Bij besluit van 18 januari 2005 heeft verweerster eiser een vordering wegens meerinkomen opgelegd, opgebouwd uit een meerinkomen ten bedrage van € 535,04 meerinkomen. Bij het bestreden besluit heeft verweerster zich op het standpunt gesteld dat deze vordering op goede gronden is opgelegd en dat er geen aanleiding bestaat om met toepassing van de hardheidsclausule van oplegging van de vordering om af te zien, nu niet is gebleken van een zeer bijzondere situatie waarin het eiser onmogelijk was om de bijverdiensten te staken of het studiefinancieringtijdvak in te korten.
Eiser kan zich hiermee niet verenigen. Daartoe heeft hij onder meer aangevoerd dat hij in de periode in geding slechts een zogenaamde nulbeurs had en dus feitelijk geen studiefinanciering heeft ontvangen. Uit het bepaalde in artikel 3.17, zevende lid, van de Wsf 2000 volgt dus dat wegens het ontbreken van ontvangsten ook niets behoeft te worden terugbetaald.
De rechtbank overweegt het volgende.
Niet in geschil is dat, indien met bedoelde inkomsten rekening wordt gehouden, eisers verdiensten de vrije voet van
ƒ 20.077,20 overschrijden. Evenmin is de hoogte van die overschrijding in discussie. Wel bestaat verschil van inzicht over de uitleg van de term "ontvangen beurs" in artikel 3.17, zevende lid, sub a, van de Wsf 2000. De rechtbank volgt de uitleg van verweerster dat van "ontvangen" al sprake is indien recht op een beurs is toegekend, doch de uitbetaling door de studerende zelf is uitgesteld. Immers, indien eisers uitleg wordt gevolgd bestaat de mogelijkheid dat men tijdens de studie tot boven de vrije voet bijverdient en na het behalen van het diploma alsnog de beurs geheel laat uitbetalen.
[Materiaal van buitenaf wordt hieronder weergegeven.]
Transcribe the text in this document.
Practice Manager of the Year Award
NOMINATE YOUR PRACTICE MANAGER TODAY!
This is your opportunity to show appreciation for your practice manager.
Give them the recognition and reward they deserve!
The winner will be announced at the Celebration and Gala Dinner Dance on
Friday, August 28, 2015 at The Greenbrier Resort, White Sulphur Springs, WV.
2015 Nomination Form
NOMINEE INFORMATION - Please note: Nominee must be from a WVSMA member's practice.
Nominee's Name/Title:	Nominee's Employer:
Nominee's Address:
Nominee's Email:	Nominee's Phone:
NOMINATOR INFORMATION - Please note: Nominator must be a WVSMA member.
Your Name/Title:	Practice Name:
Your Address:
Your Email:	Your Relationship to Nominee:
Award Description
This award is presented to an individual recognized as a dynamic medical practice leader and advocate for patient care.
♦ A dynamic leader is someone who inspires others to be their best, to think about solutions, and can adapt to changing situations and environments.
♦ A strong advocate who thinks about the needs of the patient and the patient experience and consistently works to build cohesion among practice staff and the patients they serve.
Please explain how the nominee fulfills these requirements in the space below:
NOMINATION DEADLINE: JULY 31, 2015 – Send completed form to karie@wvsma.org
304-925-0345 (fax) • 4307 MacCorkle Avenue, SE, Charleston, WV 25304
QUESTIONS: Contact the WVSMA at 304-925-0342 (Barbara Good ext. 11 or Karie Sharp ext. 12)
Het voorgaande leidt tot ongegrondverklaring van eisers beroep.
Uit hetgeen verweerster ter zitting nog naar voren heeft gebracht begrijpt de rechtbank overigens dat een incasso van de vordering pas aan de orde is als na het verstrijken van de termijn waarbinnen het diploma moet worden behaald nog sprake blijkt te zijn van recht op uitbetaling van (een deel van) de beurs.
De rechtbank ziet geen aanleiding voor een proceskostenveroordeling als bedoeld in artikel 8:75, eerste lid, van de Algemene wet bestuursrecht.
III. BESLISSING
De rechtbank Rotterdam,
-verklaart het beroep ongegrond.
Aldus gegeven door mr. A.P. Hameete, rechter, en door deze en C. Groenewegen, griffier, ondertekend.
De griffier, De rechter,
Uitgesproken in het openbaar op:
Afschrift verzonden op:
Tegen deze uitspraak kan een belanghebbende beroep instellen. Het instellen van het beroep geschiedt door het indienen van een beroepschrift bij de Centrale Raad van Beroep, Postbus 16002, 3500 DA Utrecht, binnen zes weken na dagtekening van verzending van deze uitspraak.